Question 2: Discuss your agent briefly, using the following questions as a guide:

  • What learning algorithm(s) did you try? What worked best for you?
  • What was your final choice of hyperparameters (such as $\alpha$, $\gamma$, $\epsilon$, etc.)?
  • What neural network architecture did you use (if any)? Specify layers, sizes, activation functions, etc.

Answer:

  • I used Deep Deterministic Policy Gradients (DDPG) for the task with same architecture and hyperparams initially. One of the well suited RL algo for continuous action space. Though the initial implementation didn't proved so promising for me, the agent was not learning at all . Later I found out even after so much hyperparameter tweaking, the main culprit was the inefficiency of the Neural Net arch which I used for both Actor & Critic .

  • The final choice of the hyperparameters are :

    • Size of minibatch from experience replay memory = 64
    • Tau (soft target update rate) = 0.001
    • Learning rate for the actor = 0.0001
    • Learning rate for the critic = 0.001
    • Gamma = 0.99
    • Capacity of experience replay memory = 1000000
  • Yes the final agent uses Neural Net arch.

    • Actor :

      • Dense(units=400) + BatchNorm + L2 Regularisation + ReLu Activation
      • Dense(units=300) + BatchNorm + L2 Regularisation + ReLu Activation
      • Dense( RandomUniform Weight initialisation ) + Sigmoid Activation
    • Crtic :

      • Same as actor for the state pathway
      • Action Pathway :
        • Dense(units=300) + L2 Regularisation + ReLu Activation
      • Combining : Add with ReLu Activation

    This stripped down arch of layers with large units actually helped the agent to learn more quickly & effectively . Also the training time decreased significantly.

Question 3: Using the episode rewards plot, discuss how the agent learned over time.

  • Was it an easy task to learn or hard?
  • Was there a gradual learning curve, or an aha moment?
  • How good was the final performance of the agent? (e.g. mean rewards over the last 10 episodes)

Answer:

  • I would consider it relatively simple control task as can be seen , initially the agent is trying all possibilities for a high reward & hence the instability & as later it has got some experience in the env, it gradually become consistent in taking actions with higher rewards.

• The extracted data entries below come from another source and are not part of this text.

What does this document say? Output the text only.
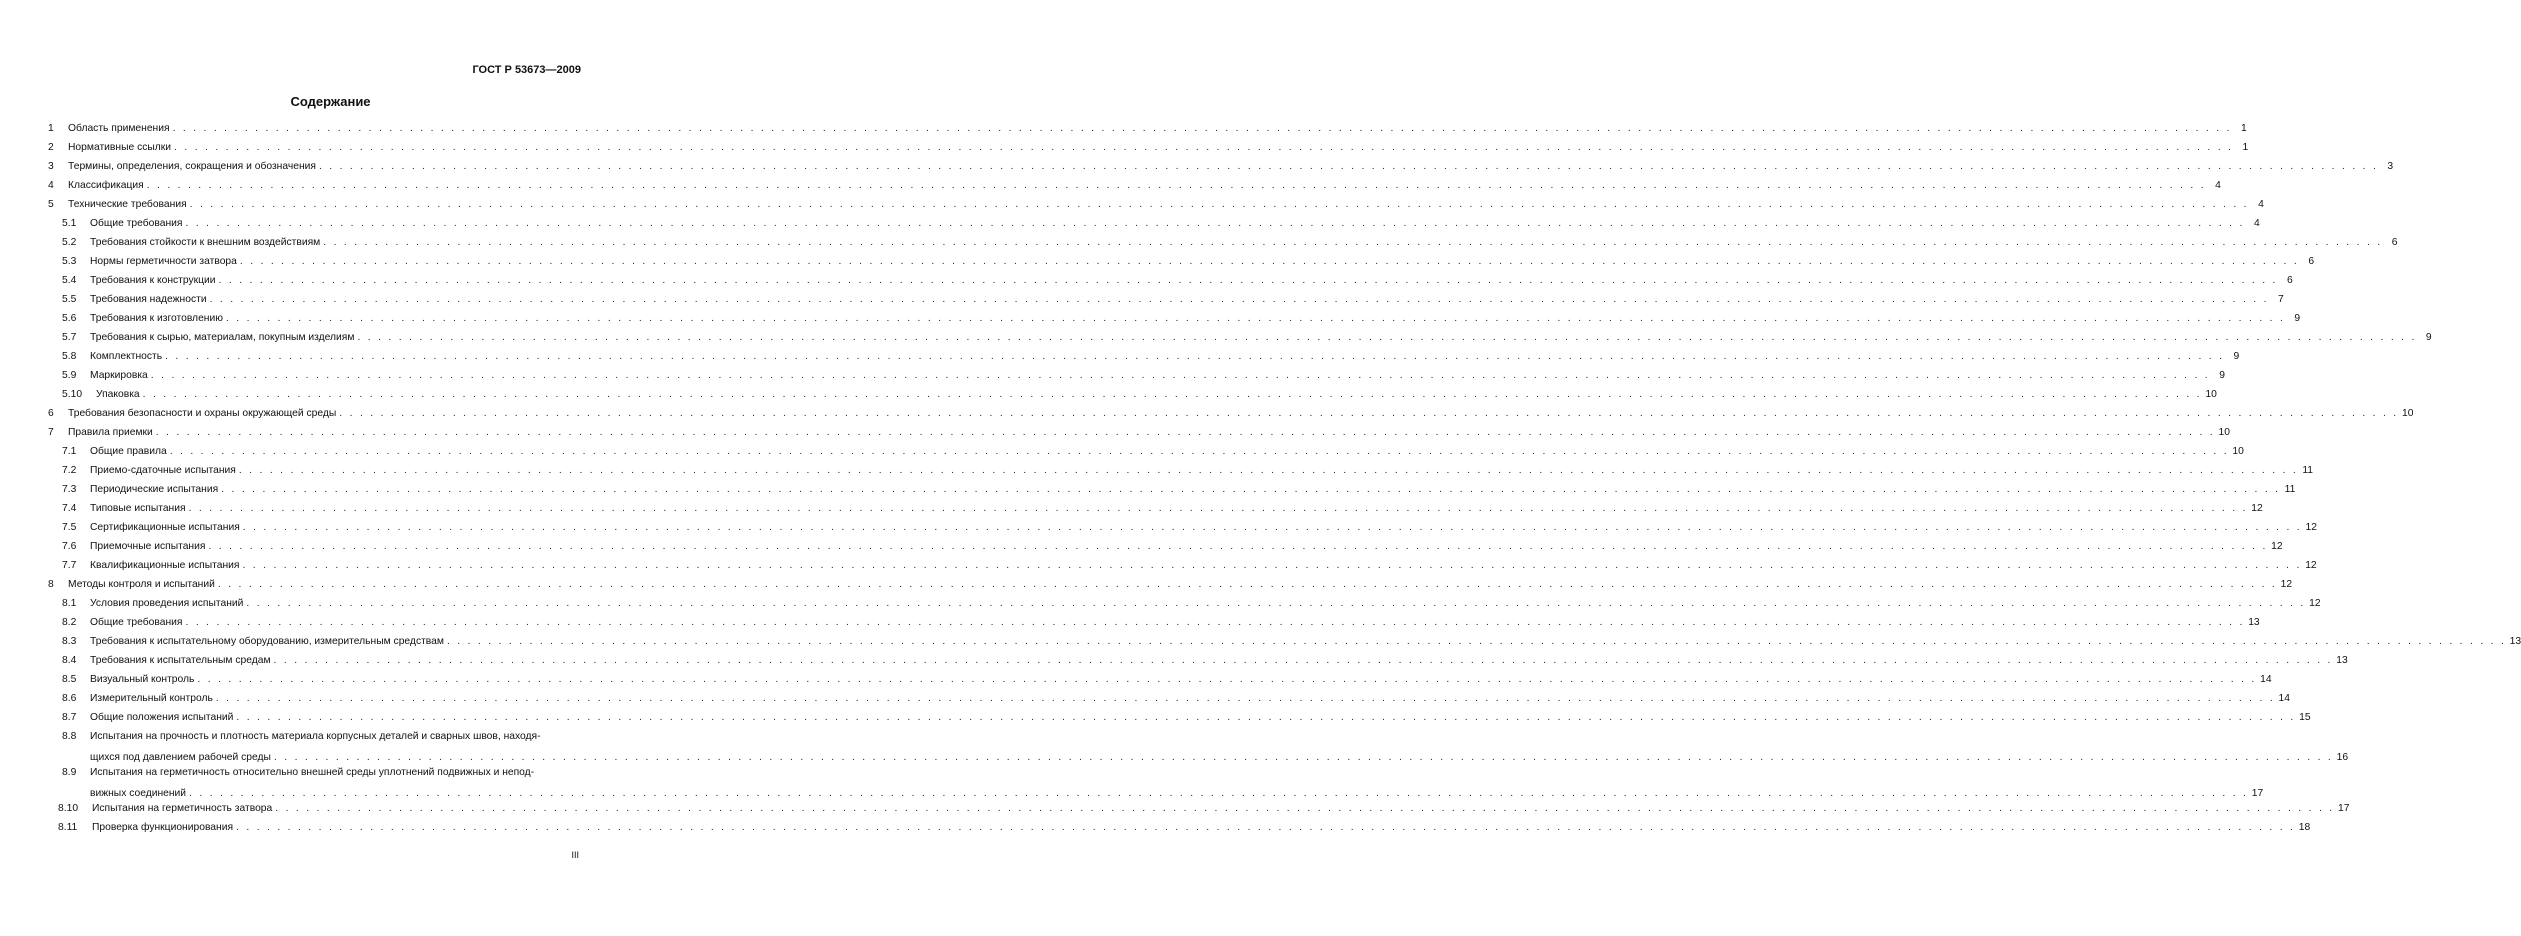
ГОСТ Р 53673—2009
Содержание
1	Область применения . . . . . . . . . . . . . . . . . . . . . . . . . . . . . . . . . . . . . . . . . . . . . . . . . . . . . . . . . . . . . . . . . . . . . . . . . . . . . . . . . . . . . . . . . . . . . . . . . . . . . . . . . . . . . . . . . . . . . . . . . . . . . . . . . . . . . . . . . . . . . . . . . . . . . . . . . . . . . . . . . . . . . . . . . . . . . . . . . . . . . . . . . . . . . . . . . . . . . . . . 1
2	Нормативные ссылки . . . . . . . . . . . . . . . . . . . . . . . . . . . . . . . . . . . . . . . . . . . . . . . . . . . . . . . . . . . . . . . . . . . . . . . . . . . . . . . . . . . . . . . . . . . . . . . . . . . . . . . . . . . . . . . . . . . . . . . . . . . . . . . . . . . . . . . . . . . . . . . . . . . . . . . . . . . . . . . . . . . . . . . . . . . . . . . . . . . . . . . . . . . . . . . . . . . . . . . . 1
3	Термины, определения, сокращения и обозначения . . . . . . . . . . . . . . . . . . . . . . . . . . . . . . . . . . . . . . . . . . . . . . . . . . . . . . . . . . . . . . . . . . . . . . . . . . . . . . . . . . . . . . . . . . . . . . . . . . . . . . . . . . . . . . . . . . . . . . . . . . . . . . . . . . . . . . . . . . . . . . . . . . . . . . . . . . . . . . . . . . . . . . . . . . . . . . . . . . . . . . . . . . . . . . . . . . . . . . . . 3
4	Классификация . . . . . . . . . . . . . . . . . . . . . . . . . . . . . . . . . . . . . . . . . . . . . . . . . . . . . . . . . . . . . . . . . . . . . . . . . . . . . . . . . . . . . . . . . . . . . . . . . . . . . . . . . . . . . . . . . . . . . . . . . . . . . . . . . . . . . . . . . . . . . . . . . . . . . . . . . . . . . . . . . . . . . . . . . . . . . . . . . . . . . . . . . . . . . . . . . . . . . . . . 4
5	Технические требования . . . . . . . . . . . . . . . . . . . . . . . . . . . . . . . . . . . . . . . . . . . . . . . . . . . . . . . . . . . . . . . . . . . . . . . . . . . . . . . . . . . . . . . . . . . . . . . . . . . . . . . . . . . . . . . . . . . . . . . . . . . . . . . . . . . . . . . . . . . . . . . . . . . . . . . . . . . . . . . . . . . . . . . . . . . . . . . . . . . . . . . . . . . . . . . . . . . . . . . . 4
5.1	Общие требования . . . . . . . . . . . . . . . . . . . . . . . . . . . . . . . . . . . . . . . . . . . . . . . . . . . . . . . . . . . . . . . . . . . . . . . . . . . . . . . . . . . . . . . . . . . . . . . . . . . . . . . . . . . . . . . . . . . . . . . . . . . . . . . . . . . . . . . . . . . . . . . . . . . . . . . . . . . . . . . . . . . . . . . . . . . . . . . . . . . . . . . . . . . . . . . . . . . . . . . . 4
5.2	Требования стойкости к внешним воздействиям . . . . . . . . . . . . . . . . . . . . . . . . . . . . . . . . . . . . . . . . . . . . . . . . . . . . . . . . . . . . . . . . . . . . . . . . . . . . . . . . . . . . . . . . . . . . . . . . . . . . . . . . . . . . . . . . . . . . . . . . . . . . . . . . . . . . . . . . . . . . . . . . . . . . . . . . . . . . . . . . . . . . . . . . . . . . . . . . . . . . . . . . . . . . . . . . . . . . . . . . 6
5.3	Нормы герметичности затвора . . . . . . . . . . . . . . . . . . . . . . . . . . . . . . . . . . . . . . . . . . . . . . . . . . . . . . . . . . . . . . . . . . . . . . . . . . . . . . . . . . . . . . . . . . . . . . . . . . . . . . . . . . . . . . . . . . . . . . . . . . . . . . . . . . . . . . . . . . . . . . . . . . . . . . . . . . . . . . . . . . . . . . . . . . . . . . . . . . . . . . . . . . . . . . . . . . . . . . . . 6
5.4	Требования к конструкции . . . . . . . . . . . . . . . . . . . . . . . . . . . . . . . . . . . . . . . . . . . . . . . . . . . . . . . . . . . . . . . . . . . . . . . . . . . . . . . . . . . . . . . . . . . . . . . . . . . . . . . . . . . . . . . . . . . . . . . . . . . . . . . . . . . . . . . . . . . . . . . . . . . . . . . . . . . . . . . . . . . . . . . . . . . . . . . . . . . . . . . . . . . . . . . . . . . . . . . . 6
5.5	Требования надежности . . . . . . . . . . . . . . . . . . . . . . . . . . . . . . . . . . . . . . . . . . . . . . . . . . . . . . . . . . . . . . . . . . . . . . . . . . . . . . . . . . . . . . . . . . . . . . . . . . . . . . . . . . . . . . . . . . . . . . . . . . . . . . . . . . . . . . . . . . . . . . . . . . . . . . . . . . . . . . . . . . . . . . . . . . . . . . . . . . . . . . . . . . . . . . . . . . . . . . . . 7
5.6	Требования к изготовлению . . . . . . . . . . . . . . . . . . . . . . . . . . . . . . . . . . . . . . . . . . . . . . . . . . . . . . . . . . . . . . . . . . . . . . . . . . . . . . . . . . . . . . . . . . . . . . . . . . . . . . . . . . . . . . . . . . . . . . . . . . . . . . . . . . . . . . . . . . . . . . . . . . . . . . . . . . . . . . . . . . . . . . . . . . . . . . . . . . . . . . . . . . . . . . . . . . . . . . . . 9
5.7	Требования к сырью, материалам, покупным изделиям . . . . . . . . . . . . . . . . . . . . . . . . . . . . . . . . . . . . . . . . . . . . . . . . . . . . . . . . . . . . . . . . . . . . . . . . . . . . . . . . . . . . . . . . . . . . . . . . . . . . . . . . . . . . . . . . . . . . . . . . . . . . . . . . . . . . . . . . . . . . . . . . . . . . . . . . . . . . . . . . . . . . . . . . . . . . . . . . . . . . . . . . . . . . . . . . . . . . . . . . 9
5.8	Комплектность . . . . . . . . . . . . . . . . . . . . . . . . . . . . . . . . . . . . . . . . . . . . . . . . . . . . . . . . . . . . . . . . . . . . . . . . . . . . . . . . . . . . . . . . . . . . . . . . . . . . . . . . . . . . . . . . . . . . . . . . . . . . . . . . . . . . . . . . . . . . . . . . . . . . . . . . . . . . . . . . . . . . . . . . . . . . . . . . . . . . . . . . . . . . . . . . . . . . . . . . 9
5.9	Маркировка . . . . . . . . . . . . . . . . . . . . . . . . . . . . . . . . . . . . . . . . . . . . . . . . . . . . . . . . . . . . . . . . . . . . . . . . . . . . . . . . . . . . . . . . . . . . . . . . . . . . . . . . . . . . . . . . . . . . . . . . . . . . . . . . . . . . . . . . . . . . . . . . . . . . . . . . . . . . . . . . . . . . . . . . . . . . . . . . . . . . . . . . . . . . . . . . . . . . . . . . 9
5.10	Упаковка . . . . . . . . . . . . . . . . . . . . . . . . . . . . . . . . . . . . . . . . . . . . . . . . . . . . . . . . . . . . . . . . . . . . . . . . . . . . . . . . . . . . . . . . . . . . . . . . . . . . . . . . . . . . . . . . . . . . . . . . . . . . . . . . . . . . . . . . . . . . . . . . . . . . . . . . . . . . . . . . . . . . . . . . . . . . . . . . . . . . . . . . . . . . . . . . . . . . . . . . 10
6	Требования безопасности и охраны окружающей среды . . . . . . . . . . . . . . . . . . . . . . . . . . . . . . . . . . . . . . . . . . . . . . . . . . . . . . . . . . . . . . . . . . . . . . . . . . . . . . . . . . . . . . . . . . . . . . . . . . . . . . . . . . . . . . . . . . . . . . . . . . . . . . . . . . . . . . . . . . . . . . . . . . . . . . . . . . . . . . . . . . . . . . . . . . . . . . . . . . . . . . . . . . . . . . . . . . . . . . . . 10
7	Правила приемки . . . . . . . . . . . . . . . . . . . . . . . . . . . . . . . . . . . . . . . . . . . . . . . . . . . . . . . . . . . . . . . . . . . . . . . . . . . . . . . . . . . . . . . . . . . . . . . . . . . . . . . . . . . . . . . . . . . . . . . . . . . . . . . . . . . . . . . . . . . . . . . . . . . . . . . . . . . . . . . . . . . . . . . . . . . . . . . . . . . . . . . . . . . . . . . . . . . . . . . . 10
7.1	Общие правила . . . . . . . . . . . . . . . . . . . . . . . . . . . . . . . . . . . . . . . . . . . . . . . . . . . . . . . . . . . . . . . . . . . . . . . . . . . . . . . . . . . . . . . . . . . . . . . . . . . . . . . . . . . . . . . . . . . . . . . . . . . . . . . . . . . . . . . . . . . . . . . . . . . . . . . . . . . . . . . . . . . . . . . . . . . . . . . . . . . . . . . . . . . . . . . . . . . . . . . . 10
7.2	Приемо-сдаточные испытания . . . . . . . . . . . . . . . . . . . . . . . . . . . . . . . . . . . . . . . . . . . . . . . . . . . . . . . . . . . . . . . . . . . . . . . . . . . . . . . . . . . . . . . . . . . . . . . . . . . . . . . . . . . . . . . . . . . . . . . . . . . . . . . . . . . . . . . . . . . . . . . . . . . . . . . . . . . . . . . . . . . . . . . . . . . . . . . . . . . . . . . . . . . . . . . . . . . . . . . . 11
7.3	Периодические испытания . . . . . . . . . . . . . . . . . . . . . . . . . . . . . . . . . . . . . . . . . . . . . . . . . . . . . . . . . . . . . . . . . . . . . . . . . . . . . . . . . . . . . . . . . . . . . . . . . . . . . . . . . . . . . . . . . . . . . . . . . . . . . . . . . . . . . . . . . . . . . . . . . . . . . . . . . . . . . . . . . . . . . . . . . . . . . . . . . . . . . . . . . . . . . . . . . . . . . . . . 11
7.4	Типовые испытания . . . . . . . . . . . . . . . . . . . . . . . . . . . . . . . . . . . . . . . . . . . . . . . . . . . . . . . . . . . . . . . . . . . . . . . . . . . . . . . . . . . . . . . . . . . . . . . . . . . . . . . . . . . . . . . . . . . . . . . . . . . . . . . . . . . . . . . . . . . . . . . . . . . . . . . . . . . . . . . . . . . . . . . . . . . . . . . . . . . . . . . . . . . . . . . . . . . . . . . . 12
7.5	Сертификационные испытания . . . . . . . . . . . . . . . . . . . . . . . . . . . . . . . . . . . . . . . . . . . . . . . . . . . . . . . . . . . . . . . . . . . . . . . . . . . . . . . . . . . . . . . . . . . . . . . . . . . . . . . . . . . . . . . . . . . . . . . . . . . . . . . . . . . . . . . . . . . . . . . . . . . . . . . . . . . . . . . . . . . . . . . . . . . . . . . . . . . . . . . . . . . . . . . . . . . . . . . . 12
7.6	Приемочные испытания . . . . . . . . . . . . . . . . . . . . . . . . . . . . . . . . . . . . . . . . . . . . . . . . . . . . . . . . . . . . . . . . . . . . . . . . . . . . . . . . . . . . . . . . . . . . . . . . . . . . . . . . . . . . . . . . . . . . . . . . . . . . . . . . . . . . . . . . . . . . . . . . . . . . . . . . . . . . . . . . . . . . . . . . . . . . . . . . . . . . . . . . . . . . . . . . . . . . . . . . 12
7.7	Квалификационные испытания . . . . . . . . . . . . . . . . . . . . . . . . . . . . . . . . . . . . . . . . . . . . . . . . . . . . . . . . . . . . . . . . . . . . . . . . . . . . . . . . . . . . . . . . . . . . . . . . . . . . . . . . . . . . . . . . . . . . . . . . . . . . . . . . . . . . . . . . . . . . . . . . . . . . . . . . . . . . . . . . . . . . . . . . . . . . . . . . . . . . . . . . . . . . . . . . . . . . . . . . 12
8	Методы контроля и испытаний . . . . . . . . . . . . . . . . . . . . . . . . . . . . . . . . . . . . . . . . . . . . . . . . . . . . . . . . . . . . . . . . . . . . . . . . . . . . . . . . . . . . . . . . . . . . . . . . . . . . . . . . . . . . . . . . . . . . . . . . . . . . . . . . . . . . . . . . . . . . . . . . . . . . . . . . . . . . . . . . . . . . . . . . . . . . . . . . . . . . . . . . . . . . . . . . . . . . . . . . 12
8.1	Условия проведения испытаний . . . . . . . . . . . . . . . . . . . . . . . . . . . . . . . . . . . . . . . . . . . . . . . . . . . . . . . . . . . . . . . . . . . . . . . . . . . . . . . . . . . . . . . . . . . . . . . . . . . . . . . . . . . . . . . . . . . . . . . . . . . . . . . . . . . . . . . . . . . . . . . . . . . . . . . . . . . . . . . . . . . . . . . . . . . . . . . . . . . . . . . . . . . . . . . . . . . . . . . . 12
8.2	Общие требования . . . . . . . . . . . . . . . . . . . . . . . . . . . . . . . . . . . . . . . . . . . . . . . . . . . . . . . . . . . . . . . . . . . . . . . . . . . . . . . . . . . . . . . . . . . . . . . . . . . . . . . . . . . . . . . . . . . . . . . . . . . . . . . . . . . . . . . . . . . . . . . . . . . . . . . . . . . . . . . . . . . . . . . . . . . . . . . . . . . . . . . . . . . . . . . . . . . . . . . . 13
8.3	Требования к испытательному оборудованию, измерительным средствам . . . . . . . . . . . . . . . . . . . . . . . . . . . . . . . . . . . . . . . . . . . . . . . . . . . . . . . . . . . . . . . . . . . . . . . . . . . . . . . . . . . . . . . . . . . . . . . . . . . . . . . . . . . . . . . . . . . . . . . . . . . . . . . . . . . . . . . . . . . . . . . . . . . . . . . . . . . . . . . . . . . . . . . . . . . . . . . . . . . . . . . . . . . . . . . . . . . . . . . . 13
8.4	Требования к испытательным средам . . . . . . . . . . . . . . . . . . . . . . . . . . . . . . . . . . . . . . . . . . . . . . . . . . . . . . . . . . . . . . . . . . . . . . . . . . . . . . . . . . . . . . . . . . . . . . . . . . . . . . . . . . . . . . . . . . . . . . . . . . . . . . . . . . . . . . . . . . . . . . . . . . . . . . . . . . . . . . . . . . . . . . . . . . . . . . . . . . . . . . . . . . . . . . . . . . . . . . . . 13
8.5	Визуальный контроль . . . . . . . . . . . . . . . . . . . . . . . . . . . . . . . . . . . . . . . . . . . . . . . . . . . . . . . . . . . . . . . . . . . . . . . . . . . . . . . . . . . . . . . . . . . . . . . . . . . . . . . . . . . . . . . . . . . . . . . . . . . . . . . . . . . . . . . . . . . . . . . . . . . . . . . . . . . . . . . . . . . . . . . . . . . . . . . . . . . . . . . . . . . . . . . . . . . . . . . . 14
8.6	Измерительный контроль . . . . . . . . . . . . . . . . . . . . . . . . . . . . . . . . . . . . . . . . . . . . . . . . . . . . . . . . . . . . . . . . . . . . . . . . . . . . . . . . . . . . . . . . . . . . . . . . . . . . . . . . . . . . . . . . . . . . . . . . . . . . . . . . . . . . . . . . . . . . . . . . . . . . . . . . . . . . . . . . . . . . . . . . . . . . . . . . . . . . . . . . . . . . . . . . . . . . . . . . 14
8.7	Общие положения испытаний . . . . . . . . . . . . . . . . . . . . . . . . . . . . . . . . . . . . . . . . . . . . . . . . . . . . . . . . . . . . . . . . . . . . . . . . . . . . . . . . . . . . . . . . . . . . . . . . . . . . . . . . . . . . . . . . . . . . . . . . . . . . . . . . . . . . . . . . . . . . . . . . . . . . . . . . . . . . . . . . . . . . . . . . . . . . . . . . . . . . . . . . . . . . . . . . . . . . . . . . 15
8.8	Испытания на прочность и плотность материала корпусных деталей и сварных швов, находя-
щихся под давлением рабочей среды . . . . . . . . . . . . . . . . . . . . . . . . . . . . . . . . . . . . . . . . . . . . . . . . . . . . . . . . . . . . . . . . . . . . . . . . . . . . . . . . . . . . . . . . . . . . . . . . . . . . . . . . . . . . . . . . . . . . . . . . . . . . . . . . . . . . . . . . . . . . . . . . . . . . . . . . . . . . . . . . . . . . . . . . . . . . . . . . . . . . . . . . . . . . . . . . . . . . . . . . 16
8.9	Испытания на герметичность относительно внешней среды уплотнений подвижных и непод-
вижных соединений . . . . . . . . . . . . . . . . . . . . . . . . . . . . . . . . . . . . . . . . . . . . . . . . . . . . . . . . . . . . . . . . . . . . . . . . . . . . . . . . . . . . . . . . . . . . . . . . . . . . . . . . . . . . . . . . . . . . . . . . . . . . . . . . . . . . . . . . . . . . . . . . . . . . . . . . . . . . . . . . . . . . . . . . . . . . . . . . . . . . . . . . . . . . . . . . . . . . . . . . 17
8.10	Испытания на герметичность затвора . . . . . . . . . . . . . . . . . . . . . . . . . . . . . . . . . . . . . . . . . . . . . . . . . . . . . . . . . . . . . . . . . . . . . . . . . . . . . . . . . . . . . . . . . . . . . . . . . . . . . . . . . . . . . . . . . . . . . . . . . . . . . . . . . . . . . . . . . . . . . . . . . . . . . . . . . . . . . . . . . . . . . . . . . . . . . . . . . . . . . . . . . . . . . . . . . . . . . . . . 17
8.11	Проверка функционирования . . . . . . . . . . . . . . . . . . . . . . . . . . . . . . . . . . . . . . . . . . . . . . . . . . . . . . . . . . . . . . . . . . . . . . . . . . . . . . . . . . . . . . . . . . . . . . . . . . . . . . . . . . . . . . . . . . . . . . . . . . . . . . . . . . . . . . . . . . . . . . . . . . . . . . . . . . . . . . . . . . . . . . . . . . . . . . . . . . . . . . . . . . . . . . . . . . . . . . . . 18
III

  • Well it was kinda both. Initially it was a total frustration as I didn't have that much intuition. Made some silly arch mistakes then gradually matured it to a fairly performing agent. An idea of the above mentioned NN made this to the aha moment.....

  • Final Performance :

In [ ]:
print
plt.plot(reward_results['episode'], reward_results['reward'], label='reward/episode')
plt.legend()
_ = plt.ylim()
In [50]:
# Final Performance 
print("Final Performance (Mean Reward over last 10 episodes): {}".format(np.sum(reward_results['reward'][-10:])/10))
Final Performance (Mean Reward over last 10 episodes): 572.1351718061658

Question 4: Briefly summarize your experience working on this project. You can use the following prompts for ideas.

  • What was the hardest part of the project? (e.g. getting started, plotting, specifying the task, etc.)
  • Did you find anything interesting in how the quadcopter or your agent behaved?

Answer:

  • The hardest part for me was getting started with the concepts with continuous control task. The key concepts of Policy Gradient were obviously challenging to visualise & understand at first but later I found them more & more intuitive with each revisit.
  • One thing that caught me the most was the implications of a reward function. I was quite amazed how the inference of a simple function can vary greatly wrt to random env initialisations.